The Prospect of Flowers is a beautifully written short story by Ruskin Bond. The story is not that lengthy but it delves into some of the prominent themes of life that persist in the Himalayan towns and villages. As the story opens, the author subtly regrets the loss of time. He mentions there was wonderful colonial time with lot of mansions built in the hill stations by the British people to save themselves from the searing heat of the plains. One such place was Mussoorie. But now all those big mansions that once reflected the glory of opulence and comfort now lie in abeyance. Now, no one lives there; they have been deserted by their inhabitants. Probably, one strong reason is that India became an independent country and white-skinned people returned to their home country, England.

Well amidst all the ruins, lies a well-maintained cottage of Miss Mackenzie. The garden houses all flowers one can think of in the heaven. She maintains her garden and loves the flowers as they are her pets.
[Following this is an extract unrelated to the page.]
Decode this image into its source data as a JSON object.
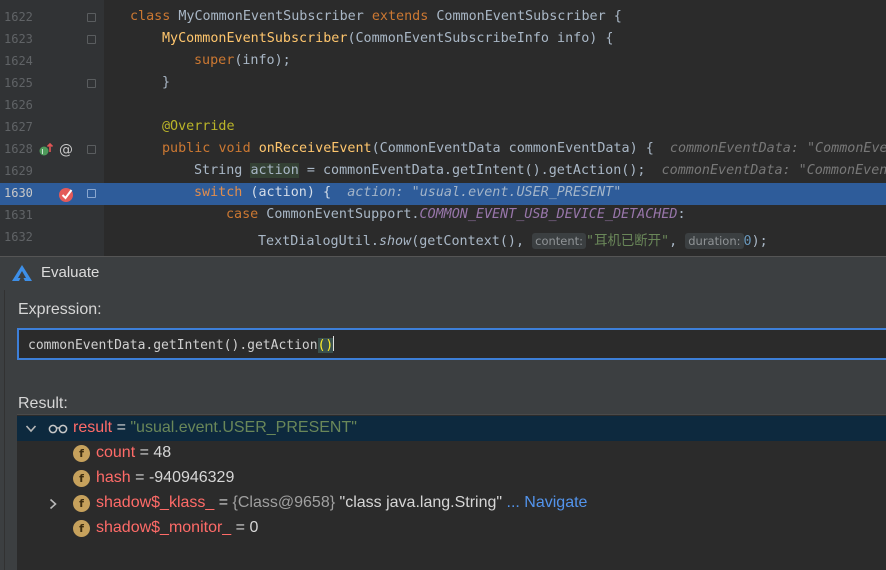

Miss Mackenzie is an eighty-year-old spinster. She was born in the hills and there is no one in England to whom she can go to. She didn’t marry, though had a few love affairs in her youth. Her parents are dead long ago. Her siblings, who were in India, are dead. In all senses, she is at that age where strokes of loneliness are inevitable. There is a friend of her who from New Zealand sends her gifts and monthly pension.
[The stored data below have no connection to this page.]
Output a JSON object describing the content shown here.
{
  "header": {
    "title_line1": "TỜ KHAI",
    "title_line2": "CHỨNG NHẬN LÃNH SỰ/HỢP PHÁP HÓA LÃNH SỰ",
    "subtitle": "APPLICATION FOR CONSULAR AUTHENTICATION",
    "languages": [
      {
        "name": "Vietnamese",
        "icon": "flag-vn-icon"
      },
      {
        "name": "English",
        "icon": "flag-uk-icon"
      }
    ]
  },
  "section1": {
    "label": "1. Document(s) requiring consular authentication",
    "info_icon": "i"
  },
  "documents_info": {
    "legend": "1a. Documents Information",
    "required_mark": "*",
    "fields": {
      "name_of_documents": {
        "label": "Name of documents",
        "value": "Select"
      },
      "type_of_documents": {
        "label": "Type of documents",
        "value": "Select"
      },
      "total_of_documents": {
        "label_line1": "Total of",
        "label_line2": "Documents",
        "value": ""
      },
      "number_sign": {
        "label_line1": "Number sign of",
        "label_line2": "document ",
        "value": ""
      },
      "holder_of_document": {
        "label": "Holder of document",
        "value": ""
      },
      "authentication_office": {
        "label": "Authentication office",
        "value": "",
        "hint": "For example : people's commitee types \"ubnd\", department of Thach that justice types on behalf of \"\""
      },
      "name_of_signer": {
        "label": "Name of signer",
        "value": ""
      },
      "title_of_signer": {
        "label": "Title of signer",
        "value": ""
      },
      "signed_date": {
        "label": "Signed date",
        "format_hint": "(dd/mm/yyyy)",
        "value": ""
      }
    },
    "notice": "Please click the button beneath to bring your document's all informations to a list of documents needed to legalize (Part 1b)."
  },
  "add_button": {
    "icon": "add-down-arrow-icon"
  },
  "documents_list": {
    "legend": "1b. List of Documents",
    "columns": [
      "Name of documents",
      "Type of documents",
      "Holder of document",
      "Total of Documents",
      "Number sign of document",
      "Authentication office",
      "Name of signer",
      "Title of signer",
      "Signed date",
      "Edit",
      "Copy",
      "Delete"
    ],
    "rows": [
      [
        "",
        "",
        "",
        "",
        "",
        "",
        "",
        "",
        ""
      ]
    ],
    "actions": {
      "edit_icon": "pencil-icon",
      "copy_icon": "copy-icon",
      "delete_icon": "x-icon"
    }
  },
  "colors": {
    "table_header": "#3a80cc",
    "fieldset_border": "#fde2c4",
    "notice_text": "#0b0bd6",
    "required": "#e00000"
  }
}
To her company she has kept a black cat, and her cottage is not frequented by many, only a handful of people like padre, milkman, and postman visit her, but not every day. She holds good knowledge of fruits, orchards, flowers and flora that exist in the Himalaya, beyond the lenses of modern botanists. She is of the opinion that nowadays botanists are shallow, that they don’t travel to far off peaks of the Himalaya to discover flowers like Blue Gentian and Purple Columbine. There is more to be discovered.

One day a schoolboy called Anil accidentally slips into her garden. Upon confronting her, he says that he is picking up some flowers as he wants to be a botanist. This impresses her, and soon they both become good friends. Anil often comes to meet her and they often discuss the Himalayan flowers and flora and fauna. When the rains are over, winter approaches. This is the time when in the hill stations snow comes and schools close. Anil is from Delhi; he will be going for vacation for all winter and may come back in spring i.e. next year. Miss Mackenzie’s garden is once again wild. After winter, beautiful flowers will spring up again. She realizes that this year’s winter will be severe, and sadly there is no one to help her.
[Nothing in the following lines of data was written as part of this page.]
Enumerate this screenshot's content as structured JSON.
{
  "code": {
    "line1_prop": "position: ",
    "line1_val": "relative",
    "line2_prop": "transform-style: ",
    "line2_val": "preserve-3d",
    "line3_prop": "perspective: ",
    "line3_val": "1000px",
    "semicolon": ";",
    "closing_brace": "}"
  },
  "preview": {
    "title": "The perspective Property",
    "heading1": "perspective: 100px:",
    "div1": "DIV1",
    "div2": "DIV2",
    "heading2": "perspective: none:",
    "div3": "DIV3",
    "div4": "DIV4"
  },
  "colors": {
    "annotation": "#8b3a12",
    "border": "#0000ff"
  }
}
Before heading for Delhi, Anil comes to bid her good bye. She gives him a very precious book Flora Himaliensis, which covers almost all the flowers of Himalaya. Snow and sleet commence, one night a water bottle bursts and her bedding becomes wet. There is no sun to get it dried up, she feels too weak to do other chores in home. She is unable to rise and look after herself. The misery of old age and loneliness cripples her life. One night when the forceful gales of wind thrust open the window of her home, all night she lay in utter coldness, as a result she dies by the morning.

In most of the Ruskin’s short stories where a protagonist is an old woman, she often dies miserably in the end. This is a wonderful story that takes stance on the misery of old age and loneliness that screw life in that phase. Moral of the story one should not plan a lonely life.